SW: Anything else that you’d like to mention? Any exciting critical revelations you’d like to tease to get us to pick up your book?
TM: For me the key thing is the way that the books speaks to the moment of their creation – from the attempts to transform Britain under Wilson which informs Looking Glass War to the paranoia about Communist infiltration in mid 70s Britain which spawned Tinker Tailor to the reassertion of a trenchant anti-Communist British nationalism under Thatcher which underlies Smiley’s People. But maybe your readers would just like to know who Smiley is quoting when he cries out ‘who was then the gentleman?’ in Call for the Dead.
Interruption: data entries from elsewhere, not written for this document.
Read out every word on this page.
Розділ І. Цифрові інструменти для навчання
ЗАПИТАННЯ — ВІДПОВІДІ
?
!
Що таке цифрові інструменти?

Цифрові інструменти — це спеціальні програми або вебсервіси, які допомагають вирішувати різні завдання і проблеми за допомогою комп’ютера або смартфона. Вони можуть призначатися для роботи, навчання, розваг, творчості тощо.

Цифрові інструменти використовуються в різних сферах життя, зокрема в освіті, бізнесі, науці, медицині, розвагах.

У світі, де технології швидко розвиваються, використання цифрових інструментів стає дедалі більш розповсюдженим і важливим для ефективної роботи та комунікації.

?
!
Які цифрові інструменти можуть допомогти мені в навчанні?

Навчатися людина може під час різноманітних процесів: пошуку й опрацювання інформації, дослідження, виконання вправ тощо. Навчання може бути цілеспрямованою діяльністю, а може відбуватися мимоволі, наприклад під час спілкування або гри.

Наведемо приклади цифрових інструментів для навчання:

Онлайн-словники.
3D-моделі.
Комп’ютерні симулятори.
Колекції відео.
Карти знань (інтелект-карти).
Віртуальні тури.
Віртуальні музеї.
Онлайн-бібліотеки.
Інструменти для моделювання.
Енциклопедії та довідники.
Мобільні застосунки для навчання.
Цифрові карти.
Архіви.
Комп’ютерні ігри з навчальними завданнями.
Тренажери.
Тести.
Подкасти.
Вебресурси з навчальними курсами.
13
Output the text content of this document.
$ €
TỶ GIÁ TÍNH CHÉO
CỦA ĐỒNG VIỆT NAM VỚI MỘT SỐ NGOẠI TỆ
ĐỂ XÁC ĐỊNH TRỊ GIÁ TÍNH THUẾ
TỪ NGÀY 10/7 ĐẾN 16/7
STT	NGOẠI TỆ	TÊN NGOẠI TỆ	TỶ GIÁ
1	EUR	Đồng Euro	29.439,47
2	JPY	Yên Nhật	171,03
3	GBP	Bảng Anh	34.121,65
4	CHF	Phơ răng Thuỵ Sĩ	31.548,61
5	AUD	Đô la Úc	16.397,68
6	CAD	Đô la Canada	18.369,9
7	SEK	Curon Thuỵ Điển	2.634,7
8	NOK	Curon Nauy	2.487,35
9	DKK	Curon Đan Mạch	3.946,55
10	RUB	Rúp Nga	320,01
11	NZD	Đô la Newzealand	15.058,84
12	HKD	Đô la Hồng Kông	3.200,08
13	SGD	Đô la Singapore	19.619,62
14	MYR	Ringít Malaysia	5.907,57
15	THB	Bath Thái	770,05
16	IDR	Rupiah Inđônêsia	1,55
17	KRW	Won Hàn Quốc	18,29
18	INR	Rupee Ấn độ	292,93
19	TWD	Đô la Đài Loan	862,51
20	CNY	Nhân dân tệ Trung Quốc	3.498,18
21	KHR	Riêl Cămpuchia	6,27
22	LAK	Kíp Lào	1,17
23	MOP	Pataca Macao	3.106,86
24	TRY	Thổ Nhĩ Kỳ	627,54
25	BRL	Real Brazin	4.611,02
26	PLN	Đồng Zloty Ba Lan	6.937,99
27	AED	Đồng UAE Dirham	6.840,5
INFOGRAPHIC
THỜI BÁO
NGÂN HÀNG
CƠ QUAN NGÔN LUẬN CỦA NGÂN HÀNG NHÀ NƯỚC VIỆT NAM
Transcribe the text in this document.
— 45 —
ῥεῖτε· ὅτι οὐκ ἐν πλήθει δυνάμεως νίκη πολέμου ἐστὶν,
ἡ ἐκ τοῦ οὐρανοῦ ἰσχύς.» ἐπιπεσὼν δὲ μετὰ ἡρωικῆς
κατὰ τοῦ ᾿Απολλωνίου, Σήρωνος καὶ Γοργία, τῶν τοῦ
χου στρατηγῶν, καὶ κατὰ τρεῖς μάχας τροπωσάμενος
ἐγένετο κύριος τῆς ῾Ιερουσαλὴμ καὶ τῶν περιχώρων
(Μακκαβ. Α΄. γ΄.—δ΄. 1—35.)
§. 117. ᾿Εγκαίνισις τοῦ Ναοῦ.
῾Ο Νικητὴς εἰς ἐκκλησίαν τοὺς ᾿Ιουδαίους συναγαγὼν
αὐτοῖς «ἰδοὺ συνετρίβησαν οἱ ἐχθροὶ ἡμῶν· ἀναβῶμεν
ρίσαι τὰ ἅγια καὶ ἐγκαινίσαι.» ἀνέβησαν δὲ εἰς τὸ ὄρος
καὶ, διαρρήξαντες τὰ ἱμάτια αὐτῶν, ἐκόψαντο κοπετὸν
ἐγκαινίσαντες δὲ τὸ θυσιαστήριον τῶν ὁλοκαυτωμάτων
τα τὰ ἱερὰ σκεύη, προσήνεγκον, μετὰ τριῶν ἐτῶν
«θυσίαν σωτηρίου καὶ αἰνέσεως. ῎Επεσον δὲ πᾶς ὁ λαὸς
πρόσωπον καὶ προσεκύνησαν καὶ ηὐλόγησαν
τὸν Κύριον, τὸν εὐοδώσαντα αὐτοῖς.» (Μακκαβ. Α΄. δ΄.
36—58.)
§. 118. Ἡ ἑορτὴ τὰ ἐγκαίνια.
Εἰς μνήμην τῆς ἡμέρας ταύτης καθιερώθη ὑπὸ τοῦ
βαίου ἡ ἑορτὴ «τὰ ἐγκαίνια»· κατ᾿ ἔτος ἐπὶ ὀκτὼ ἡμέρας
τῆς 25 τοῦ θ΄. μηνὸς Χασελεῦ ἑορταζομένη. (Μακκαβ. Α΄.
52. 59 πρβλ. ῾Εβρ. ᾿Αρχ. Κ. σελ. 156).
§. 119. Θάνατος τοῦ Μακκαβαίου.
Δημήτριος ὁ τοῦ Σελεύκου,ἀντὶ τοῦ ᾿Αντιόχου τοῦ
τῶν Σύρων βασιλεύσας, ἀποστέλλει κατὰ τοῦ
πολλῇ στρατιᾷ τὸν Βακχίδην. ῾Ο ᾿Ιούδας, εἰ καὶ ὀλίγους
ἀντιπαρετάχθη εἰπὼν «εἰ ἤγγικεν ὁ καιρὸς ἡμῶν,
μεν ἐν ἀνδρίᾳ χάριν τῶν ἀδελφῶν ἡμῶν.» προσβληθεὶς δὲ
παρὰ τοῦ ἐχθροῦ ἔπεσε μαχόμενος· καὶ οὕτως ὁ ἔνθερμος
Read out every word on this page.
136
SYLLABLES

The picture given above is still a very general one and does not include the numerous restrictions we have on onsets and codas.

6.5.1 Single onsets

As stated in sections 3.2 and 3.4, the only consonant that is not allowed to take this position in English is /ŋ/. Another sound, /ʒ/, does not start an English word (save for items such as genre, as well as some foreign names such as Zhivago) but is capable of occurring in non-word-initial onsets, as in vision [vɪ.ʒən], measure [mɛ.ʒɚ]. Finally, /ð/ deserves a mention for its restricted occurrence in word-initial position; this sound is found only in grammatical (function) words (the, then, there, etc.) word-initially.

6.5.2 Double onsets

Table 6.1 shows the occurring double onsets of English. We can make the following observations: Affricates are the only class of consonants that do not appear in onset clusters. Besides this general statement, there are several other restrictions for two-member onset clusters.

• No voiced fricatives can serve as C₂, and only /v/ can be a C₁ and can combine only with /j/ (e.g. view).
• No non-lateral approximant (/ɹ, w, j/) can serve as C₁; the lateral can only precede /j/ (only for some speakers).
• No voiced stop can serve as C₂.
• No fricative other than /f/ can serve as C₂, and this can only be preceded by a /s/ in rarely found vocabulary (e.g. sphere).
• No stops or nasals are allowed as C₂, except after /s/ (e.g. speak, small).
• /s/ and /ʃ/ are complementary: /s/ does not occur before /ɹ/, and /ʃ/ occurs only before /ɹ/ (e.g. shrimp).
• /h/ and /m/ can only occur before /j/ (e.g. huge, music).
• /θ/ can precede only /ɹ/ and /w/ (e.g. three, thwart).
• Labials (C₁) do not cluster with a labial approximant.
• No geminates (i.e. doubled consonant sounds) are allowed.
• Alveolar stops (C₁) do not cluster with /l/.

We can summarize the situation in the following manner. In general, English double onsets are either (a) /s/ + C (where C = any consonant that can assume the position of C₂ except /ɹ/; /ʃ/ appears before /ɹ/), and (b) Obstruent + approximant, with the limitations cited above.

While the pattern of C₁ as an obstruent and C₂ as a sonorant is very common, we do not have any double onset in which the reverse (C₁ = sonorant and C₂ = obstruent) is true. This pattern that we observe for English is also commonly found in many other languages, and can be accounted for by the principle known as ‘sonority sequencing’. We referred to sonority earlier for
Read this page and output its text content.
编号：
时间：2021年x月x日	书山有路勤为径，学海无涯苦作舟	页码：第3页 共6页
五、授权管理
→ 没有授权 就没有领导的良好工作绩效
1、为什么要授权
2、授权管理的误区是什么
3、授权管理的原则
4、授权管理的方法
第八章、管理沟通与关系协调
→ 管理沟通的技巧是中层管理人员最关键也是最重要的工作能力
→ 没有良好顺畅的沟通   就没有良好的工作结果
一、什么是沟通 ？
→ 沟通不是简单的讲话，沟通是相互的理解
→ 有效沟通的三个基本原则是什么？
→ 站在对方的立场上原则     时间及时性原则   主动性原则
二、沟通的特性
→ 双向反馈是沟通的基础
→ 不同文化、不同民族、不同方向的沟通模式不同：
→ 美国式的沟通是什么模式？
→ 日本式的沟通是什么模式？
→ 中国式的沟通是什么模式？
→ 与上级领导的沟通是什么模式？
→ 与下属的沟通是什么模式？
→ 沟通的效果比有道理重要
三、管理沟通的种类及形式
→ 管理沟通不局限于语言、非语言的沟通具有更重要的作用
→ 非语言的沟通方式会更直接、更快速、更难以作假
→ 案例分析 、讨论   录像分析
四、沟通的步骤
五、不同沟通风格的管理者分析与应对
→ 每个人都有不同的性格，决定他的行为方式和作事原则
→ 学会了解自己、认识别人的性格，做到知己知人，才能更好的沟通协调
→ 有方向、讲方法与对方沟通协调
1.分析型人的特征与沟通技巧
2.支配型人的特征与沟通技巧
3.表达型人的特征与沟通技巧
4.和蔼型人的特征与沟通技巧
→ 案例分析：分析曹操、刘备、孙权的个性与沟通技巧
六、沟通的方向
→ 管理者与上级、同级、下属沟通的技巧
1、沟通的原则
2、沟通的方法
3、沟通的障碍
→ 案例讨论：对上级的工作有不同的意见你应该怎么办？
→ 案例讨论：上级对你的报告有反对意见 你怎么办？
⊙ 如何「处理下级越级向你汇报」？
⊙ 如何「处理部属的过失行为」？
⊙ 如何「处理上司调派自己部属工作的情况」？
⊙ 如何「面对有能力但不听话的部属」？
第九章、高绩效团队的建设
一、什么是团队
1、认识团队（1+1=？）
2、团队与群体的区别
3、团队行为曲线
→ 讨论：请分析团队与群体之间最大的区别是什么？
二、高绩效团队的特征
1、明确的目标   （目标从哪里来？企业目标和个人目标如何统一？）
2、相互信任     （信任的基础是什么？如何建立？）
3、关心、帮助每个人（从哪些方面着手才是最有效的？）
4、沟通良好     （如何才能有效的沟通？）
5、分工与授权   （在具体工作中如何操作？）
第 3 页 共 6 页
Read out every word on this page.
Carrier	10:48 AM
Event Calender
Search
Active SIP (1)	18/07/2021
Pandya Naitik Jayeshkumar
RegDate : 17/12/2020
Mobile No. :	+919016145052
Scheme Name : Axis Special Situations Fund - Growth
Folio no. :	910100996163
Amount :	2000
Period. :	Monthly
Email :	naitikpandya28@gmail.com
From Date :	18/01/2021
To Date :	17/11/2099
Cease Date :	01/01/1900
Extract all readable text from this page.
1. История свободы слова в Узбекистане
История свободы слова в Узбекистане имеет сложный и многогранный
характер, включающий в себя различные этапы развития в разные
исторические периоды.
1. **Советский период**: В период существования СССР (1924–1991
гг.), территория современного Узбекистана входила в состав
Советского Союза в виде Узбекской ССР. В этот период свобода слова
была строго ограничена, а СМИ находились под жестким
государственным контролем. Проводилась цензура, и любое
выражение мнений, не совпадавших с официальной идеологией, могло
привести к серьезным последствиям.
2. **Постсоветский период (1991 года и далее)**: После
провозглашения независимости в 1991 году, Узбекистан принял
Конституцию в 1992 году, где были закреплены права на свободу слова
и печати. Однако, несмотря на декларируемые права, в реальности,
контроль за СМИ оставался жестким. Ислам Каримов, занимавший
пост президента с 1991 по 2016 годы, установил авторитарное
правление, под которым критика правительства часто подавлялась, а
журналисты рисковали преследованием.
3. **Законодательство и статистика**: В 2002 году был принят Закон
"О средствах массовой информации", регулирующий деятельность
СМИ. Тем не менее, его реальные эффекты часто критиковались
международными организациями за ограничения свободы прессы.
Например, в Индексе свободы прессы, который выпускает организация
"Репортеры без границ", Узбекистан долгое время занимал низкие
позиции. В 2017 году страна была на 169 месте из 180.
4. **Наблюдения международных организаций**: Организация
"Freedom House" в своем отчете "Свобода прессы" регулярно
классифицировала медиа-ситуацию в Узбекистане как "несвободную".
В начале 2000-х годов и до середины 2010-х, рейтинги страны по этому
Or how many verbatim lifts from le Carré there are in Homeland?
SW: All of those sound like good reasons to pick up a copy to me. I look forward reading the book and putting some of my previous assumptions on le Carre’s novels under scrutiny.
Many thanks to Toby Manning for taking the time out of a busy schedule to correspond. Be sure to keep an eye on the Spybrary podcast feed as Manning is rumored to be making an appearance there soon.
John le Carré and the Cold War was published by Bloomsbury and you can find it on Amazon.
About the book –
John le Carré and the Cold War explores the historical contexts and political implications of le Carré’s major Cold-War novels. The first in-depth study of le Carré this century, this book analyses his work in light of key topics in 20th-century history, including containment of Communism, decolonization, the Berlin Wall, the Cuban missile crisis, the Cambridge spy-ring, the Vietnam War, the 70s oil crisis and Thatcherism.
Examining The Spy Who Came in from the Cold (1963), Tinker Tailor Soldier Spy (1974), Smiley’s People (1979) and other novels, this book offers an illuminating picture of Cold-War Britain, while situating le Carré’s work alongside that of George Orwell, Graham Greene and Ian Fleming. Providing a valuable contribution to contemporary understandings of both British spy fiction and post-war fiction, Toby Manning challenges the critical consensus to reveal a considerably less radical writer than is conventionally presented.